Maitland relayed the order to try for shortwave communication with Beijing. But he personally entered the coordinates as Avery spoke them. As Maitland set up the rest of the program, Della eased into a chair behind the Director. "Sir, there is no need for this."

Hamilton Avery smiled his old, genteel smile, but he wasn't listening to her. "Perhaps not, my dear. That is why we are checking for confirmation from Beijing." He flipped open the Renaissance box, revealing a key pad. A red light began blinking on the top. Avery fiddled with a second cover, which protected some kind of button. "Strange. When I was a child, people talked about 'pushing the button' as though there was a magic red button that could bring nuclear war. I doubt if ever power was just so concentrated... But here I have almost exactly that, Della. One big red button. We've worked hard these last few months to make it effective. You know, we really didn't have that many nukes before. We never saw how they might be necessary to preserve the Peace. But if Beijing is really gone, this will be the only way"

He looked into Della's eyes. "It won't be so bad, my dear. We've been very selective. We know the areas where our enemy is concentrated; making them uninhabitable won't have any lasting effect on the race."

To her left, Maitland had completed his preparations. The display showed the standard menu she had seen in his earlier operations. Even by Authority standards, it looked old-fashioned. Quite likely the control software was unchanged from the first years of the Authority.

Maitland had overridden all the fail-safes. At the bottom of-the display, outsized capitals blinked:

WARNING!

THE ABOVE TARGETS ARE FRIENDLY

CONTINUE?

A simple "yes" would bobble the industrial core of the Authority into the next century.

"We have shortwave communication with Peace forces at Beijing, Director," the voice came unseen, but it was recognizably Maitland's chief aide. "These are troops originally from the Vancouver franchise. Several of them are known to people here. At least we can verify these are really our men."

"And?" Avery asked quietly.

"The center of the Beijing Enclave is bobbled, sir. They can see it from where their positions. The fighting has pretty much ended. Apparently the enemy is lying low, waiting for our reaction. Your instructions are requested."

"In a minute," Avery smiled. "General, you may proceed as planned." That minute would be more than fifty years in the future.

"yes," the general typed. The familiar buzzing hum sounded irregularly, and one after another the locations on the list were marked as bobbled: Los Angeles Enclave, Brasilia Enclave, Redoubt 001... It was quickly done, what no enemy could ever do. All other activity in the room ceased; they all knew. The Authority was now committed. In fact, most of the Authority was gone from the world by that act. All that remained was this one generator, this one command center — and the hundreds of nuclear bombs that Avery's little red button would rain upon the Earth.

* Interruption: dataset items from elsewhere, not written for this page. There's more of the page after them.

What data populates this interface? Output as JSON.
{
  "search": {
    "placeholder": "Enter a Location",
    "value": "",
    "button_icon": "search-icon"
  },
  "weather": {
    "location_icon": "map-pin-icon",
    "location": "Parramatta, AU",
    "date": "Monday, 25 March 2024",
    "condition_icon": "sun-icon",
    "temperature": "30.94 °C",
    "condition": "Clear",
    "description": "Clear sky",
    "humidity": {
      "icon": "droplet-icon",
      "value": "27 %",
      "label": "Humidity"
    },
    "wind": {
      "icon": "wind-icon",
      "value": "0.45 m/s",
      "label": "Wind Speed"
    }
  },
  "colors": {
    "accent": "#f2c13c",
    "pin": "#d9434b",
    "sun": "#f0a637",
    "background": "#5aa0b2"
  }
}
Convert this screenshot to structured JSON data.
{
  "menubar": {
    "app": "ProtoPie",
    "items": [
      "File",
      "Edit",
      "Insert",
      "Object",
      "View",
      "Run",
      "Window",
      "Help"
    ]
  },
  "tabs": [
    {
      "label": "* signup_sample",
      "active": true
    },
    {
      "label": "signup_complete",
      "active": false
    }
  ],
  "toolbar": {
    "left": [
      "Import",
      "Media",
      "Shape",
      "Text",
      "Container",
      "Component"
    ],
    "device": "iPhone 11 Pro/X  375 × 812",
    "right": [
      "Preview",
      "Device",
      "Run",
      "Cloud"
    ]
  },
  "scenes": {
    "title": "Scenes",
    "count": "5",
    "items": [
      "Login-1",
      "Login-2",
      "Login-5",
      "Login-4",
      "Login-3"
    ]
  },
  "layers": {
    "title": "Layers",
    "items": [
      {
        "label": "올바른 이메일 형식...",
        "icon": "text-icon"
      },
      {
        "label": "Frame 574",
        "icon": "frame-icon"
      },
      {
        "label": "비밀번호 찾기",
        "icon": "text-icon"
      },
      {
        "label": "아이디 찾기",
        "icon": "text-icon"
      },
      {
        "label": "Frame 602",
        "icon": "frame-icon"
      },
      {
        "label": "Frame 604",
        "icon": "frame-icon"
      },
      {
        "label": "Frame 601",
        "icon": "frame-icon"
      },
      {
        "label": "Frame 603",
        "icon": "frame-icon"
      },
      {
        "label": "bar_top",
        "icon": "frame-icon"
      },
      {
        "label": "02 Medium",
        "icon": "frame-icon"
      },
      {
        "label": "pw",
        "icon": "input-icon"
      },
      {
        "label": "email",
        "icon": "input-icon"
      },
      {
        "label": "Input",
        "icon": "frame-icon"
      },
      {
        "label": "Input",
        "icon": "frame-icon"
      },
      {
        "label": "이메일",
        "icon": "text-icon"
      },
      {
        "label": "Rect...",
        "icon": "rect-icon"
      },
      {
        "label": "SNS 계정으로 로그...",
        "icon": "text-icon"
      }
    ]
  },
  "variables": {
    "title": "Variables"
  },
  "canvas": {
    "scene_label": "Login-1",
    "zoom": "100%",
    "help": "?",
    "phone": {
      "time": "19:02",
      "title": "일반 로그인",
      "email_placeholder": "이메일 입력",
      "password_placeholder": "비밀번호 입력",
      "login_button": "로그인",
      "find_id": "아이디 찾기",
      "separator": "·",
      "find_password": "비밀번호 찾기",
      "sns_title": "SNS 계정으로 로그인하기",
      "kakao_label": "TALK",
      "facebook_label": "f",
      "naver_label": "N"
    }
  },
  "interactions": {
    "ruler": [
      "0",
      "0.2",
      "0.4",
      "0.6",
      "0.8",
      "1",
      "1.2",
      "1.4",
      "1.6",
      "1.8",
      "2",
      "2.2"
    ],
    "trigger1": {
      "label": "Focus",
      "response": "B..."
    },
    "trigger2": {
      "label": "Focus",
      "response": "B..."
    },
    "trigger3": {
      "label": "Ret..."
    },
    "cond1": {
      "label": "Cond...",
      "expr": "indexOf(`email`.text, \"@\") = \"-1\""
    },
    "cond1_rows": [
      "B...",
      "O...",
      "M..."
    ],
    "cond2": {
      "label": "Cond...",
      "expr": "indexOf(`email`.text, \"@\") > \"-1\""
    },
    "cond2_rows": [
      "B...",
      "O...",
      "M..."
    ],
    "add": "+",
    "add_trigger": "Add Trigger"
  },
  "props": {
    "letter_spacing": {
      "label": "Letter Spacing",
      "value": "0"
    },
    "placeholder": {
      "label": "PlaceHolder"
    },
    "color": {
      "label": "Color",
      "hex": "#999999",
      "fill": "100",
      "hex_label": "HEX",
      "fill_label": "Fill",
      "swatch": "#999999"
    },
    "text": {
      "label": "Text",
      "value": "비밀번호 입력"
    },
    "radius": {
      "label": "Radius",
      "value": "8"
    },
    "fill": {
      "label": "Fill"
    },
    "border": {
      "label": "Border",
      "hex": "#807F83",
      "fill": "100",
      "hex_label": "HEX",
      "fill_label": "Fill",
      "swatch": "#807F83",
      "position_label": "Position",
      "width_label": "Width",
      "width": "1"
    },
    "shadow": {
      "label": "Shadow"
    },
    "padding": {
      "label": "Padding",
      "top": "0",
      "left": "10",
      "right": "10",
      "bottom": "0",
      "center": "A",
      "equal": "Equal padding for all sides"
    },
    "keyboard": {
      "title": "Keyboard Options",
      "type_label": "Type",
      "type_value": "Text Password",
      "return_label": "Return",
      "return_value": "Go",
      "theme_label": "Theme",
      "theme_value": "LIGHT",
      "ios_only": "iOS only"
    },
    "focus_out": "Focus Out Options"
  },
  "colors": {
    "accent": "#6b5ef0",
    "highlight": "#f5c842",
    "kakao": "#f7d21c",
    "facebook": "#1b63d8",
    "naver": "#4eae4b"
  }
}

Maitland set up the last target, and the console showed:

FINAL WARNING! PROJECTION WILL SELF-ENCLOSE. CONTINUE?

Now Hamilton Avery was punching an elaborate passcode into his red trigger box. In seconds, he would issue the command that would poison sections of continents. Then

Maitland could bobble them into a future made safe for the "Peace."

The shock in Delia's face must finally have registered on him. "I am not a monster, Miss Lu. I have never used more than the absolute minimum force necessary to preserve the Peace. After I launch Renaissance, we will bobble up, and then we will be in a future where the Peace can be reestablished. And though it will be an instant to us, I assure you I will always feel the guilt for the price that had to paid." He gestured at his trigger box. "It is a responsibility I take solely upon myself."

That's damned magnanimous of you. She wondered fleetingly if hard-boiled types like Della Lu and Hamilton Avery always ended up like this — rationalizing the destruction of all they claimed to protect.

Maybe not. Her decision had been building for weeks, ever since she had learned of Renaissance. It had dominated everything after her talk with Mike. Della glanced around the room, wished she had her side-arm: She would need it during the next few minutes. She touched her throat and said clearly, "See you later, Mike."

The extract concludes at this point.